I encourage you to ask yourself, “Why do I love to dance?” Is there a role you’ve always dreamed of dancing that you haven’t performed yet? Is there a company you’ve dreamed of joining? Once you figure out what’s really driving you, everything will fall into place. And if you discover that dance isn’t your calling, it’s OK to take a step back. You can love dance without making it your career.

Dear Katie,

As a 16-year-old who just returned to the world of dance after a few years off, is it too late for me to begin dancing on pointe? What can I do to catch up to my peers who have been on pointe for several years now? —Samantha

It’s hard to catch up in ballet, and I admire you for wanting to do so. I definitely think you can get on pointe if you’re willing to take your time.

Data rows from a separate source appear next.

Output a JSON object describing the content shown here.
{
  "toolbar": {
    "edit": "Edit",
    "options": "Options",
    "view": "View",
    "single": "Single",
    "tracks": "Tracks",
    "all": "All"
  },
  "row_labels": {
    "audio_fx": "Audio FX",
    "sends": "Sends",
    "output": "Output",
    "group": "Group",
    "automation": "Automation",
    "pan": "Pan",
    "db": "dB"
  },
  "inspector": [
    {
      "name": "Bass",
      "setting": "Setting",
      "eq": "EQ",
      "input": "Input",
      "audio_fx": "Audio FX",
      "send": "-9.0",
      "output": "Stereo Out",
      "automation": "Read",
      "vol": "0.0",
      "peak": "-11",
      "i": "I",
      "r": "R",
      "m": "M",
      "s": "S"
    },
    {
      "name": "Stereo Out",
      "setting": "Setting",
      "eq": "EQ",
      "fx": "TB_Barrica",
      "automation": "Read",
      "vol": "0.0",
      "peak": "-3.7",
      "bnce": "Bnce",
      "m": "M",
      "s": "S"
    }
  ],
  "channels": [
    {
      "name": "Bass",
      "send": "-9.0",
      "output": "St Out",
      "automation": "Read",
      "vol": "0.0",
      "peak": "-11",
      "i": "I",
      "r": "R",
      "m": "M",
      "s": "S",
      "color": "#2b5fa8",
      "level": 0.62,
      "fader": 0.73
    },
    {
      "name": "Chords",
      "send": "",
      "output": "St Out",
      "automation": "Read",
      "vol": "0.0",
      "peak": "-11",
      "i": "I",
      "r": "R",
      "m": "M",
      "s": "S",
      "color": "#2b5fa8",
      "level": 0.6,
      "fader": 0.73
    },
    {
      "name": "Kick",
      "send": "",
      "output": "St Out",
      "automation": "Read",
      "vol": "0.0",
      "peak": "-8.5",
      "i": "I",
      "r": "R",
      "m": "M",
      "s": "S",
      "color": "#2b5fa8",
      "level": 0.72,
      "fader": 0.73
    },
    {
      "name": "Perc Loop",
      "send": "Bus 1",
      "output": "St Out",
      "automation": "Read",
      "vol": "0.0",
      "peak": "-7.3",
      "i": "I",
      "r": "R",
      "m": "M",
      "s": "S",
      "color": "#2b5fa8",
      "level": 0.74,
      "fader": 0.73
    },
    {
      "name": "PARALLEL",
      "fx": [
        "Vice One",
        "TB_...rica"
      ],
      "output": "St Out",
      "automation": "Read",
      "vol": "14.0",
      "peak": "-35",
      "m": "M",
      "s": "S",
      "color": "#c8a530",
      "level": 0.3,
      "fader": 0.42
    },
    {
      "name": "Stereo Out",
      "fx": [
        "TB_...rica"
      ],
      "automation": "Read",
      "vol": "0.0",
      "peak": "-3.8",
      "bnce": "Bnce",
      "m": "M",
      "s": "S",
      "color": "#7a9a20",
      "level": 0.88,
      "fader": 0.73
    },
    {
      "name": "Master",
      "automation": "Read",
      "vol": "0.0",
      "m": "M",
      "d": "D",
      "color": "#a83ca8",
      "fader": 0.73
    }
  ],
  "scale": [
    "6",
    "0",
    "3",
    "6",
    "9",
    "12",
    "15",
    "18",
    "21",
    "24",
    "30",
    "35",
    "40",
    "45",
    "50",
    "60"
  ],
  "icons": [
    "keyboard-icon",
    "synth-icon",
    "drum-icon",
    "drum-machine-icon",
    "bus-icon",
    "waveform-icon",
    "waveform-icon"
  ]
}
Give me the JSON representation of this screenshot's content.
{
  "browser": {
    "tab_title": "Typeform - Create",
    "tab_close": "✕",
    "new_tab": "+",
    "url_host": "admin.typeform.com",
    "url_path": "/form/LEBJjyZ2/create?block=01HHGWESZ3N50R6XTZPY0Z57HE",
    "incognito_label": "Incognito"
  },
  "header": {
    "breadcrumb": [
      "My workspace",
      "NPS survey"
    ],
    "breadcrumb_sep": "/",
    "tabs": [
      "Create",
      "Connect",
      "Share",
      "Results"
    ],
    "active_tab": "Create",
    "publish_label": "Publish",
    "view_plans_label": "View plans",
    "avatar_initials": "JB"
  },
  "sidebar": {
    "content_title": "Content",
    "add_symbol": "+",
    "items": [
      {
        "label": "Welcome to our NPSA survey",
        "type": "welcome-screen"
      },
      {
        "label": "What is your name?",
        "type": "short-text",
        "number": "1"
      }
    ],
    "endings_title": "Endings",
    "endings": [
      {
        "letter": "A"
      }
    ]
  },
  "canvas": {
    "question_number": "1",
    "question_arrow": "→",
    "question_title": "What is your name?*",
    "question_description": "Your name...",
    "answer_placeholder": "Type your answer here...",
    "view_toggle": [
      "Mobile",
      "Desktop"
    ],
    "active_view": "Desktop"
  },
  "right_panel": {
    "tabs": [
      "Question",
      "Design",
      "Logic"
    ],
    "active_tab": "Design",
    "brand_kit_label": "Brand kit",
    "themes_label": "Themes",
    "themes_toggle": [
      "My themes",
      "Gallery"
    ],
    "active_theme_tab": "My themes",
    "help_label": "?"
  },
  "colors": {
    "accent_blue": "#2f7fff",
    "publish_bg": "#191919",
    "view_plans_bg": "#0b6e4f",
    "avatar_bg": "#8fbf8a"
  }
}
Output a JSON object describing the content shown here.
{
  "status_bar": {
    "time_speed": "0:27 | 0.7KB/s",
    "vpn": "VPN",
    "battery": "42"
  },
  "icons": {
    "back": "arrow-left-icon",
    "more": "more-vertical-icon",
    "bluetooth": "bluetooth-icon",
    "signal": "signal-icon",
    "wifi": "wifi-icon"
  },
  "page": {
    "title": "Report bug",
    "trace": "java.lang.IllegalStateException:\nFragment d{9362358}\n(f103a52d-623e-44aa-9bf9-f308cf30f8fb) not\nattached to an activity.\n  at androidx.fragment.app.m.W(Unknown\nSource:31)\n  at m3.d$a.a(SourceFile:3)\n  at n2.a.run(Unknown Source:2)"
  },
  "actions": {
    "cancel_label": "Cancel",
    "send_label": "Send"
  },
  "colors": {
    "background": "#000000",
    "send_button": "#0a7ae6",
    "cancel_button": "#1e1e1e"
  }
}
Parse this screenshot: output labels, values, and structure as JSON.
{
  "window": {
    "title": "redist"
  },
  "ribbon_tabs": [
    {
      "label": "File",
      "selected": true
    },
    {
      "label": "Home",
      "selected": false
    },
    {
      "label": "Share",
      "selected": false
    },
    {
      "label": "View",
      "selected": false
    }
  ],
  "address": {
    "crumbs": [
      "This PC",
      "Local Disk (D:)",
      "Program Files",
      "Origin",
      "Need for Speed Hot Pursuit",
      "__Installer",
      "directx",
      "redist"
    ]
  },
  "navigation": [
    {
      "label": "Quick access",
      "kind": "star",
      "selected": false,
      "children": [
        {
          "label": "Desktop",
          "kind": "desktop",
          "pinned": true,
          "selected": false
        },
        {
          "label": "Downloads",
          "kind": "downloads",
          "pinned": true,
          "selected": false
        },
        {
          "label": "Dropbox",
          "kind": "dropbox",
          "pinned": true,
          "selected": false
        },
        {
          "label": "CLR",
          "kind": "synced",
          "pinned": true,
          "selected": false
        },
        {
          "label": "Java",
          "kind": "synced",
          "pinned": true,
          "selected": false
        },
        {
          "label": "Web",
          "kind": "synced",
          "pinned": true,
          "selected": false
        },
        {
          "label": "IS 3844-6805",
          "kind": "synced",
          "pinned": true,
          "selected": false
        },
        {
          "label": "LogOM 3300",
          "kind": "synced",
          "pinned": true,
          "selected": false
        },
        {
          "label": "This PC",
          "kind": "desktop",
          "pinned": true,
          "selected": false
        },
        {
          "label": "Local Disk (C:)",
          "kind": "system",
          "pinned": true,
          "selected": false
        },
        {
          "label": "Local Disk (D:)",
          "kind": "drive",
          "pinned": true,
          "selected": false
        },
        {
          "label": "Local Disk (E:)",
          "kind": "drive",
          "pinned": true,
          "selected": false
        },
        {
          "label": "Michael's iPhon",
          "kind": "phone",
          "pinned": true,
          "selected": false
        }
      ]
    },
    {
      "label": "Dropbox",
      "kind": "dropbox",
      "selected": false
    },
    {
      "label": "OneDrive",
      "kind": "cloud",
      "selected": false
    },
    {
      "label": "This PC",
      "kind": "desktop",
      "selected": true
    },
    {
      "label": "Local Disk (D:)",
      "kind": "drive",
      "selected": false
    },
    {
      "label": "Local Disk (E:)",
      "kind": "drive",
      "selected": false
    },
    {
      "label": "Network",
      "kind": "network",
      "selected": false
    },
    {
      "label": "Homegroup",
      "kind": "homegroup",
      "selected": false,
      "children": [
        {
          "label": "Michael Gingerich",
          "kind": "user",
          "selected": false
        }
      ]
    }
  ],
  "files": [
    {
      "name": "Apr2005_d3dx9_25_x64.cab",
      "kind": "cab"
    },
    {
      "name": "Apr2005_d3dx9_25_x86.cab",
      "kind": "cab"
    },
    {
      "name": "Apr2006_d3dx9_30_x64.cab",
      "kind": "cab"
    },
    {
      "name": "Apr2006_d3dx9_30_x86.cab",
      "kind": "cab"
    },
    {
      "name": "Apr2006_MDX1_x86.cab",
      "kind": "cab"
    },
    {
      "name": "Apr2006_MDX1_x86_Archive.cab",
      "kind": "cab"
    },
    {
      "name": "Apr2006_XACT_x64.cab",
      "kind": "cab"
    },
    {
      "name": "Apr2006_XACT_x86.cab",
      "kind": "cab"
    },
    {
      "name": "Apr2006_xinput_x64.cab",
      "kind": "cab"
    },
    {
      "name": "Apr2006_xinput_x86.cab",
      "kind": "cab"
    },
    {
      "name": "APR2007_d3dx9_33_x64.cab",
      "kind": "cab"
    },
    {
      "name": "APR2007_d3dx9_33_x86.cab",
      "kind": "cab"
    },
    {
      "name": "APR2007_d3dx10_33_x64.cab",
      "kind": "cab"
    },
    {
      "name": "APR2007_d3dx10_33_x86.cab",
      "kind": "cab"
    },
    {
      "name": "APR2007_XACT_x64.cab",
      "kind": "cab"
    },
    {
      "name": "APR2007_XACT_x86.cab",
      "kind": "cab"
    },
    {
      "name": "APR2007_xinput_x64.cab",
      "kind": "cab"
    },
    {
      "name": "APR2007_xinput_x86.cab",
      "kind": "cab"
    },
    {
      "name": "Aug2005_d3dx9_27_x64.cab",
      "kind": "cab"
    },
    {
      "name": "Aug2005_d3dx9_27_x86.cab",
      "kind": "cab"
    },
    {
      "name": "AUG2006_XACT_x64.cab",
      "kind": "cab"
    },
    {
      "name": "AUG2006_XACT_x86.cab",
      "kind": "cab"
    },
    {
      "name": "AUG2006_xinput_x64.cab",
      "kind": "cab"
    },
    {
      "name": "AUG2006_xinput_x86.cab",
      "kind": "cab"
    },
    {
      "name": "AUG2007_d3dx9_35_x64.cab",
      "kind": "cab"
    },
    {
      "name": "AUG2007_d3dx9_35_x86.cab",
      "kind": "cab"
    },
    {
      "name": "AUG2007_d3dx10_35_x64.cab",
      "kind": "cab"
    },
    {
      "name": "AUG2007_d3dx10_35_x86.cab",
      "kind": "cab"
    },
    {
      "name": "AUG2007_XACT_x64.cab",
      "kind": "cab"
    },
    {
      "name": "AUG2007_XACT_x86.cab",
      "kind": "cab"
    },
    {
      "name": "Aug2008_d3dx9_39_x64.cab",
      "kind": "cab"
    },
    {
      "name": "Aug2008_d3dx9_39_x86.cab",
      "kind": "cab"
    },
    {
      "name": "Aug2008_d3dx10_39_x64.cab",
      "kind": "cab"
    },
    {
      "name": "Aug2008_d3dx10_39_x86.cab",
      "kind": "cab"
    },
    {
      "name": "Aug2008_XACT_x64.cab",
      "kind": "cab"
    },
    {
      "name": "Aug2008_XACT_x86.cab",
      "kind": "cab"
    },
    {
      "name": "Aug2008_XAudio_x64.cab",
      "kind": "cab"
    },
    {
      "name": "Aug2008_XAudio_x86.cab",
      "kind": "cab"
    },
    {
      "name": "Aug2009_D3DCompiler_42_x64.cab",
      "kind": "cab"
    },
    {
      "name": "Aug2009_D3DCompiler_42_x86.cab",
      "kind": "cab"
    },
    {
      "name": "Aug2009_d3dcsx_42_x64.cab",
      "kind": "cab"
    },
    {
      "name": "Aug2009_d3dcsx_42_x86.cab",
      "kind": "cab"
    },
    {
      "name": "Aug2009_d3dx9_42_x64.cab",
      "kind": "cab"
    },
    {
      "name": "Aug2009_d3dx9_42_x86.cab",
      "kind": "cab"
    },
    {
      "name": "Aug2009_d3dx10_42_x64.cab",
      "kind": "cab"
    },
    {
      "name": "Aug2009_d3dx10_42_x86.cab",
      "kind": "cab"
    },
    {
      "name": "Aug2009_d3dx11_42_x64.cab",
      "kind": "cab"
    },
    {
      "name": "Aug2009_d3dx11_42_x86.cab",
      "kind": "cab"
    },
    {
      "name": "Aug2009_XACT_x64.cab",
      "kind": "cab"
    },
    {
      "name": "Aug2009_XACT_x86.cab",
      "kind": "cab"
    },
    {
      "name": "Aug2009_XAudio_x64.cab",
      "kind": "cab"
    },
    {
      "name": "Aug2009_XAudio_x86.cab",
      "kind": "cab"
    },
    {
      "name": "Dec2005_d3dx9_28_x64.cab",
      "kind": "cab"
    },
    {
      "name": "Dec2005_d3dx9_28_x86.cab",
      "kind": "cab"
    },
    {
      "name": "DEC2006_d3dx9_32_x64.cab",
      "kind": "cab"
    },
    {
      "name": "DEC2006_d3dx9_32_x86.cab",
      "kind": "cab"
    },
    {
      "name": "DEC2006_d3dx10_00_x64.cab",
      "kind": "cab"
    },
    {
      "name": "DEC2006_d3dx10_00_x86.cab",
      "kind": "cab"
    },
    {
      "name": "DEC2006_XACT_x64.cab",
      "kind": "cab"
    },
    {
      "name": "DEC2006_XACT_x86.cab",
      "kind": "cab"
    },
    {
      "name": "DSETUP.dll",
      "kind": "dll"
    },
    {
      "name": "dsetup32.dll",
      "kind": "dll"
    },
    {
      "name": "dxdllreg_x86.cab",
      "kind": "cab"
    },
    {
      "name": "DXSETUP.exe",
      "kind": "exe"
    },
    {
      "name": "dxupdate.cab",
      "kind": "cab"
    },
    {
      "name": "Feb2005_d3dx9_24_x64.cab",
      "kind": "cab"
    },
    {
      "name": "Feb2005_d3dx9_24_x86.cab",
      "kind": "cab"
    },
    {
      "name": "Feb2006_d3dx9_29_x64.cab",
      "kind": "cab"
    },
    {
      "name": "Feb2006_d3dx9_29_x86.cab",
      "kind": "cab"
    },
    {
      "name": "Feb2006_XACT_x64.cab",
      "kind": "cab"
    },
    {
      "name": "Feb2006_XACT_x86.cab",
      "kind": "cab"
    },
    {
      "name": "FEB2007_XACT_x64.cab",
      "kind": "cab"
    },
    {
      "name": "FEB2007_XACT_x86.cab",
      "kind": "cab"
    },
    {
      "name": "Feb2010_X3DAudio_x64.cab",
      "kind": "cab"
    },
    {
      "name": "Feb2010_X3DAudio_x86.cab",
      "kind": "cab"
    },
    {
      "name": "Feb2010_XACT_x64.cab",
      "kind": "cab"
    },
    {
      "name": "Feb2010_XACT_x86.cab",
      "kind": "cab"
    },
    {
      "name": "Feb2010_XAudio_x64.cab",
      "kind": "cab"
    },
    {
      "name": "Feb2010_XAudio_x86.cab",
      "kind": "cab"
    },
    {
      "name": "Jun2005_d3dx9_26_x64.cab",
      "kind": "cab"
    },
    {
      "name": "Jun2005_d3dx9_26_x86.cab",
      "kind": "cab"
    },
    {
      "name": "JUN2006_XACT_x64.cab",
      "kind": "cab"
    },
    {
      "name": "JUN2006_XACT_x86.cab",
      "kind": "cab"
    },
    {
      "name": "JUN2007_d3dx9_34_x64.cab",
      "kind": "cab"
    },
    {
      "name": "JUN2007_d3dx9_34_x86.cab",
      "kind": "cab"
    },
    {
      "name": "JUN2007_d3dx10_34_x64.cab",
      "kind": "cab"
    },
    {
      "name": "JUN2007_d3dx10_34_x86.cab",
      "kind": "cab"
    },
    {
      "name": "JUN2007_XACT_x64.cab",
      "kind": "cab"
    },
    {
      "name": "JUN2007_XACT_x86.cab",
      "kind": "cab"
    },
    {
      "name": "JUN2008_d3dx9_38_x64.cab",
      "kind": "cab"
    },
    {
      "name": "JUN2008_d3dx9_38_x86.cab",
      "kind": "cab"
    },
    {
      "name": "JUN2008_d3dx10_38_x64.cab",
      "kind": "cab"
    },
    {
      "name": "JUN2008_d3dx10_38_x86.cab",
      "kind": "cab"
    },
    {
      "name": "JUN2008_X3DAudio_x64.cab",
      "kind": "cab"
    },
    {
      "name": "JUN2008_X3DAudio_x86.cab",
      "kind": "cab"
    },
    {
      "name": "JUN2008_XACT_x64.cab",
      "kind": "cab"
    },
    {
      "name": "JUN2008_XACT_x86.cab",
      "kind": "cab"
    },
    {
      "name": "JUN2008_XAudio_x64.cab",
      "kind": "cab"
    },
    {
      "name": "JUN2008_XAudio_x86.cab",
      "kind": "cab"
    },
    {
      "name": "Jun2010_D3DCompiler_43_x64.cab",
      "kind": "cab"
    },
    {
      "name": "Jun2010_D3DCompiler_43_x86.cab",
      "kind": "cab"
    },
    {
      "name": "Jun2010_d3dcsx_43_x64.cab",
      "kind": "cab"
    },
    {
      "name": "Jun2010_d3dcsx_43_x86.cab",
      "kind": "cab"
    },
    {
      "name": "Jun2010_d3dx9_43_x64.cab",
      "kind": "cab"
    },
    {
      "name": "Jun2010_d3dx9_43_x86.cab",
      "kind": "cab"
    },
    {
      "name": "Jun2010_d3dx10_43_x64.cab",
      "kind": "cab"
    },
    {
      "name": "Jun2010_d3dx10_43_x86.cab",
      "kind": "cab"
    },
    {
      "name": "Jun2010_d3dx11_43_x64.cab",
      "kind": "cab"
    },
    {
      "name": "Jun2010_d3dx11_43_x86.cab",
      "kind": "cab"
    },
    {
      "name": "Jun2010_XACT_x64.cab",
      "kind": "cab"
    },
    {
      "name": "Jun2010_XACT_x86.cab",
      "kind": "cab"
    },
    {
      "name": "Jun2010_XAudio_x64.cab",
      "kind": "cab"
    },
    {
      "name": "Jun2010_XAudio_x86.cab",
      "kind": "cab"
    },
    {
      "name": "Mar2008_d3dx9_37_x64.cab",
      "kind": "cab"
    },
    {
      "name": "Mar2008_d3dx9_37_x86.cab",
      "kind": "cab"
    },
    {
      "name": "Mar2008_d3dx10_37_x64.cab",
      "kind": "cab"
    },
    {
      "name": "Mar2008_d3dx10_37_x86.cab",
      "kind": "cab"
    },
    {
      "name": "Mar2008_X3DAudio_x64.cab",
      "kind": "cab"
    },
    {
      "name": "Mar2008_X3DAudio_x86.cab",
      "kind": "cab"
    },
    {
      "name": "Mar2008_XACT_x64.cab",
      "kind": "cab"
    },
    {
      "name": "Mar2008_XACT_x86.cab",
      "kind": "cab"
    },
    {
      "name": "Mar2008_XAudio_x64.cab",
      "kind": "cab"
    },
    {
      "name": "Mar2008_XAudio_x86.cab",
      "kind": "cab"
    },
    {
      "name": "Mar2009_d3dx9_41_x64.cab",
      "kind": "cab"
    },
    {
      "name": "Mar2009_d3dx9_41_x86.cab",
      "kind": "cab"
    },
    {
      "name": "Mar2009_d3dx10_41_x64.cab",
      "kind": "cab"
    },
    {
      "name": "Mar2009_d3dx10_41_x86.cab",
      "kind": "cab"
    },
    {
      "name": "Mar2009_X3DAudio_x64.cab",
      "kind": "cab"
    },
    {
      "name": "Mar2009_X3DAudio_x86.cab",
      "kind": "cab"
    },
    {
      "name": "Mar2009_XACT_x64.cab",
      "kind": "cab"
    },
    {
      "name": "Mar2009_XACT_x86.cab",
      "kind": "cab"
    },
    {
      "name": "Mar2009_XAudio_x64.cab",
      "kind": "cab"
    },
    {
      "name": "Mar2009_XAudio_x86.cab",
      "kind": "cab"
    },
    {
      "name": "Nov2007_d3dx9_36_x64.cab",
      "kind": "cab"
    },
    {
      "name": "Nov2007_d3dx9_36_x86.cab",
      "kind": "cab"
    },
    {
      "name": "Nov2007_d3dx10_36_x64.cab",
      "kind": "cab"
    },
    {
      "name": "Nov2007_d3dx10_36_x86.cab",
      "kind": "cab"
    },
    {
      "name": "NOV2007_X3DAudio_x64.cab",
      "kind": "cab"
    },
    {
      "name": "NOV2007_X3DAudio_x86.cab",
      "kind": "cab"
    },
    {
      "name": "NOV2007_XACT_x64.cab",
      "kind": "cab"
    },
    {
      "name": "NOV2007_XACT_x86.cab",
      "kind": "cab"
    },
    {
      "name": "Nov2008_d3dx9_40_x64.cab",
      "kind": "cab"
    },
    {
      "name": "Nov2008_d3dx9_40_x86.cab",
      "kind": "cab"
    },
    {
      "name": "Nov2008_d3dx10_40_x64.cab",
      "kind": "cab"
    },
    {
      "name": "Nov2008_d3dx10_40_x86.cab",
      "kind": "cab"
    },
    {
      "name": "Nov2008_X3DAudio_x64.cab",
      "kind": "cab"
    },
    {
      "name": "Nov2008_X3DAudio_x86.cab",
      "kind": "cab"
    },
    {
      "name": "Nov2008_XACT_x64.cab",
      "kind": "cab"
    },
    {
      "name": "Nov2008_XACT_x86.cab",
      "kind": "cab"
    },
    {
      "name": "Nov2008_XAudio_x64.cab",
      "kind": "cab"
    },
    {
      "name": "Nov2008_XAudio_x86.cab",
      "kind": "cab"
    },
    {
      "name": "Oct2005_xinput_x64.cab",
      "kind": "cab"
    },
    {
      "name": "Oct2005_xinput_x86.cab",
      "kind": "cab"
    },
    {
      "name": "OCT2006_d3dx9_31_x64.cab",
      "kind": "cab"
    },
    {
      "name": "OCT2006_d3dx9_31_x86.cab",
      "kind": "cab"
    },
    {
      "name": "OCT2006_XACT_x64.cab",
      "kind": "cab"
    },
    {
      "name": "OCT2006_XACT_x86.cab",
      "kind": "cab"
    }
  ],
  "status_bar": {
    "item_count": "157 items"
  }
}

The first step is to make sure your ballet technique is strong. If you’re not working correctly and maintaining proper alignment, pointe work is going to be very difficult—and potentially dangerous. Start by strengthening your core, your legs and especially your feet, even if you aren’t planning to put on pointe shoes just yet. Once your feet and ankles are prepared and your technique is solid, getting on pointe will be much easier.

When your teacher says you’re ready for pointe shoes, again, take things slowly. I’d suggest starting by doing relevés alone—first in first position, then in second, and finally on one foot—before building up to barre combinations. You can also ask your teacher to customize a series of exercises for you.

If you take the process one step at a time, you’ll get there. If you just slap the shoes on and go, you’ll probably end up in trouble. As a friend once said to me, it takes longer to rush!